Encore une fois, la haute fonction publique se trouve aux premières loges pour gérer le pays sans boussole politique… Ce que l’élite et certains médias refusent de comprendre, les meilleurs diplômes du monde ne pourraient faire d’un homme une personnalité politique quand la fibre est absente… L’ancien ministre français de l’Economie et Premier ministre de François Mitterrand, Pierre Bérégovoy, était un ancien métallurgiste sans le baccalauréat… Juste avec un baccalauréat , Alain de Pouzilhac à hissé l’agence de publicité Havas au premier rang mondial et c’était lui qui lancera, plus tard France Médias Monde avec France 24, RFI, et Monte Carlo Doualiya…

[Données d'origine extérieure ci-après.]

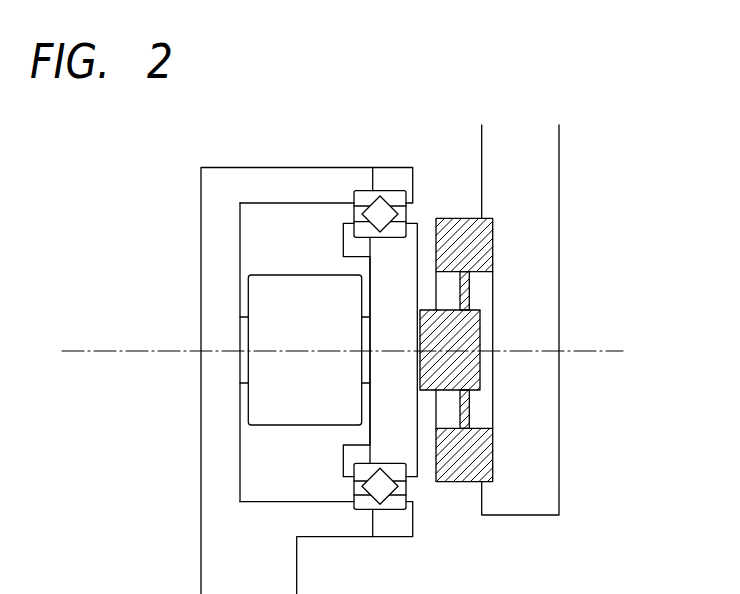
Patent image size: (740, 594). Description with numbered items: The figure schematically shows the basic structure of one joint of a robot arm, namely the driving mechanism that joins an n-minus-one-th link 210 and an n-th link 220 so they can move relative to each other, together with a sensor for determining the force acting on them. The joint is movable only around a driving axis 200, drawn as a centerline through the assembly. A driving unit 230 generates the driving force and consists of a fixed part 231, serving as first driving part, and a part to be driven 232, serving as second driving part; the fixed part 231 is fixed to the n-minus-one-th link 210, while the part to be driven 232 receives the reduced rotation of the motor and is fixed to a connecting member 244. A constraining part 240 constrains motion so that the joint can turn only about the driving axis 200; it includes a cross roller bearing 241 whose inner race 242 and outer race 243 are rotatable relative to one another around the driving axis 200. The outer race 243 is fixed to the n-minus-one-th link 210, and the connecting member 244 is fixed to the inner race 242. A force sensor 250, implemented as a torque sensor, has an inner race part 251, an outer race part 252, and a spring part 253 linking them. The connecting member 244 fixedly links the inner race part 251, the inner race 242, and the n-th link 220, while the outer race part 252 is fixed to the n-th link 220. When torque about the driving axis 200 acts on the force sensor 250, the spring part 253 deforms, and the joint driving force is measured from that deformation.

La pépinière des hommes politiques, ce sont d’abord les partis, les syndicats, la vie associative et surtout le travail sur le terrain… Ce ne sont pas les universités qui initient cette vocation… Ce ne sont pas non plus les colloques dans les hôtels 5 étoiles et certaines Ong ou think-tanks, qui sont en fait des sièges de lobbys aux desseins parfois obscurs…
Combien de députés dans l’Assemblée des représentants du peuple (ARP) connaissent le nombre des patients, d’élèves, de personnes âgées sans ressources, d’unités manufacturières, ou les chiffres exactes de la production agricole de leur propre région… Très, très peu… La majorité des partis politiques créés après 2011 ressemblent plus à des officines et parfois même à des épiceries…
Revenons à nos antiques savants: la politique, c’est la chose publique et non pas un plan comptable…
* Ancien rédacteur en chef dans une radio internationale.